Re Imagining Eve And Adam
Download Re Imagining Eve And Adam full books in PDF, epub, and Kindle. Read online free Re Imagining Eve And Adam ebook anywhere anytime directly on your device. Fast Download speed and no annoying ads. We cannot guarantee that every ebooks is available!
Author | : Heidi Szpek |
Publisher | : iUniverse |
Total Pages | : 190 |
Release | : 2002-09-15 |
Genre | : Religion |
ISBN | : 059524906X |
From the Seattle Art Museum to an evening refuge from the heat of the Sonoran desert, from a church overlooking Ho'okena Bay, Hawaii to Israel's Judean wilderness, from the classroom to the synagogue to the community center, from contemporary to ancient thought to the text of the Bible itself, Re-Imagining Eve and Adam has drawn its inspiration from unexpected sources, compelling the reader to not only re-imagine, but remember and reclaim the legacies of Eve, Lilith, Sarah, Leah, Lot's daughters, Micah's mother, Mrs. Job, Vashti, Susanna, Dinah, Tamar and the Levite's Concubine. It is for the reader to decide what is a delectable Re-imagining, a desired Remembering, or a palatable Reclaiming.

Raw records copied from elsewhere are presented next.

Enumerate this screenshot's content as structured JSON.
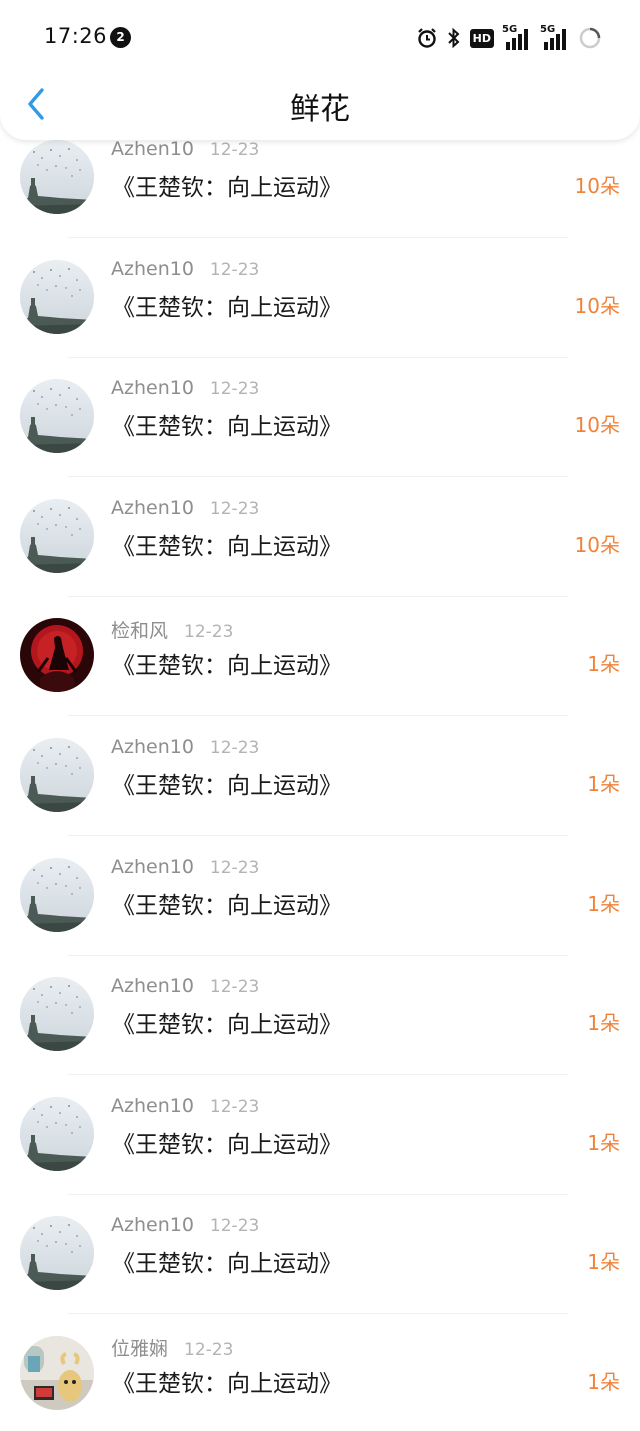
{
  "status_bar": {
    "time": "17:26",
    "notification_count": "2",
    "hd_label": "HD",
    "network_1": "5G",
    "network_2": "5G"
  },
  "header": {
    "title": "鲜花",
    "back_icon": "chevron-left-icon",
    "accent_color": "#2f9be8"
  },
  "list": {
    "count_color": "#f0833a",
    "items": [
      {
        "user": "Azhen10",
        "date": "12-23",
        "title": "《王楚钦：向上运动》",
        "count": "10朵",
        "avatar": "tower-birds"
      },
      {
        "user": "Azhen10",
        "date": "12-23",
        "title": "《王楚钦：向上运动》",
        "count": "10朵",
        "avatar": "tower-birds"
      },
      {
        "user": "Azhen10",
        "date": "12-23",
        "title": "《王楚钦：向上运动》",
        "count": "10朵",
        "avatar": "tower-birds"
      },
      {
        "user": "Azhen10",
        "date": "12-23",
        "title": "《王楚钦：向上运动》",
        "count": "10朵",
        "avatar": "tower-birds"
      },
      {
        "user": "检和风",
        "date": "12-23",
        "title": "《王楚钦：向上运动》",
        "count": "1朵",
        "avatar": "red-moon"
      },
      {
        "user": "Azhen10",
        "date": "12-23",
        "title": "《王楚钦：向上运动》",
        "count": "1朵",
        "avatar": "tower-birds"
      },
      {
        "user": "Azhen10",
        "date": "12-23",
        "title": "《王楚钦：向上运动》",
        "count": "1朵",
        "avatar": "tower-birds"
      },
      {
        "user": "Azhen10",
        "date": "12-23",
        "title": "《王楚钦：向上运动》",
        "count": "1朵",
        "avatar": "tower-birds"
      },
      {
        "user": "Azhen10",
        "date": "12-23",
        "title": "《王楚钦：向上运动》",
        "count": "1朵",
        "avatar": "tower-birds"
      },
      {
        "user": "Azhen10",
        "date": "12-23",
        "title": "《王楚钦：向上运动》",
        "count": "1朵",
        "avatar": "tower-birds"
      },
      {
        "user": "位雅娴",
        "date": "12-23",
        "title": "《王楚钦：向上运动》",
        "count": "1朵",
        "avatar": "cartoon-room"
      }
    ]
  }
}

Author | : Howard Schwartz |
Publisher | : Oxford University Press |
Total Pages | : 304 |
Release | : 1998-01-15 |
Genre | : Religion |
ISBN | : 0195355695 |
Reimagining the Bible collects a dozen essays by Howard Schwartz. Together the essays present a coherent theory of the way in which each successive phase of Jewish literature has drawn upon and reimagined the previous ones. The book is organized into four sections: The Ancient Models; The Folk Tradition; Mythic Echoes; Modern Jewish Literature and the Ancient Models. Within these divisions, each of the essays focuses on a specific genre, ranging from Torah and Aggadah to Kabbalah, fairy tales, and the modern Yiddish stories of S.Y. Agnon and Isaac Bashevis Singer. Arguing the important thesis that there is a continuity in Jewish literature which extends from the Biblical era to our own times, over a period of more than 3,000 years, this collection also serves as a guide to the history of that literature, and to the genres it comprises.

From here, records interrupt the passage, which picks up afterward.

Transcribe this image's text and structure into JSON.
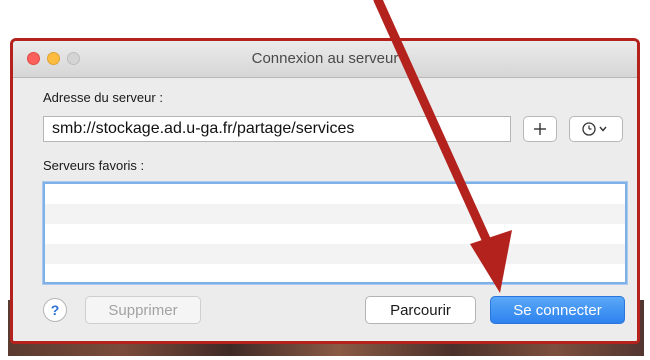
{
  "window": {
    "title": "Connexion au serveur"
  },
  "address": {
    "label": "Adresse du serveur :",
    "value": "smb://stockage.ad.u-ga.fr/partage/services"
  },
  "favorites": {
    "label": "Serveurs favoris :",
    "rows": [
      "",
      "",
      "",
      ""
    ]
  },
  "buttons": {
    "add": "+",
    "help": "?",
    "delete": "Supprimer",
    "browse": "Parcourir",
    "connect": "Se connecter"
  },
  "icons": {
    "add": "plus-icon",
    "recent": "clock-icon",
    "recent_menu": "chevron-down-icon",
    "help": "question-icon",
    "annotation": "arrow-icon"
  },
  "colors": {
    "accent": "#2d82ee",
    "annotation": "#b3221d",
    "close": "#fc605c",
    "minimize": "#fdbc40"
  }
}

Author | : Denis Lamoureux |
Publisher | : Zondervan Academic |
Total Pages | : 288 |
Release | : 2013-12-10 |
Genre | : Religion |
ISBN | : 0310499283 |
Were the biblical Adam and Eve historical figures, or are the early events described in Genesis primarily symbolic in nature? Behind the debate of a historical Adam is the age-old debate about evolution and the agreement between Scripture and science. With an introduction that outlines the history and main points of every viewpoint from Darwinism to Young Earth Creationism, this book then clearly outlines four primary views on Adam held by evangelical Christians. Contributors include Denis O. Lamoureux, John H. Walton, C. John Collins, and William Barrick. Each focuses his essay on answering the following questions: What is the biblical case for your viewpoint, and how do you reconcile it both with modern science and with passages and potential interpretations that seem to counter it? In what ways is your view more theologically consistent and coherent than other views? What are the implications of your view for the spiritual life and public witness of the church and individual believers, and how is your view a healthier alternative for both? This book allows each contributor to not only present the case for his view, but also to critique and respond to the critiques of the other contributors, allowing you to compare their beliefs in an open forum setting to see where they overlap and where they differ. Concluding reflections by pastor-scholars Gregory A. Boyd and Philip Graham Ryken highlight the significance of the topic in the faith of everyday believers. The Counterpoints series presents a comparison and critique of scholarly views on topics important to Christians that are both fair-minded and respectful of the biblical text. Each volume is a one-stop reference that allows readers to evaluate the different positions on a specific issue and form their own, educated opinion.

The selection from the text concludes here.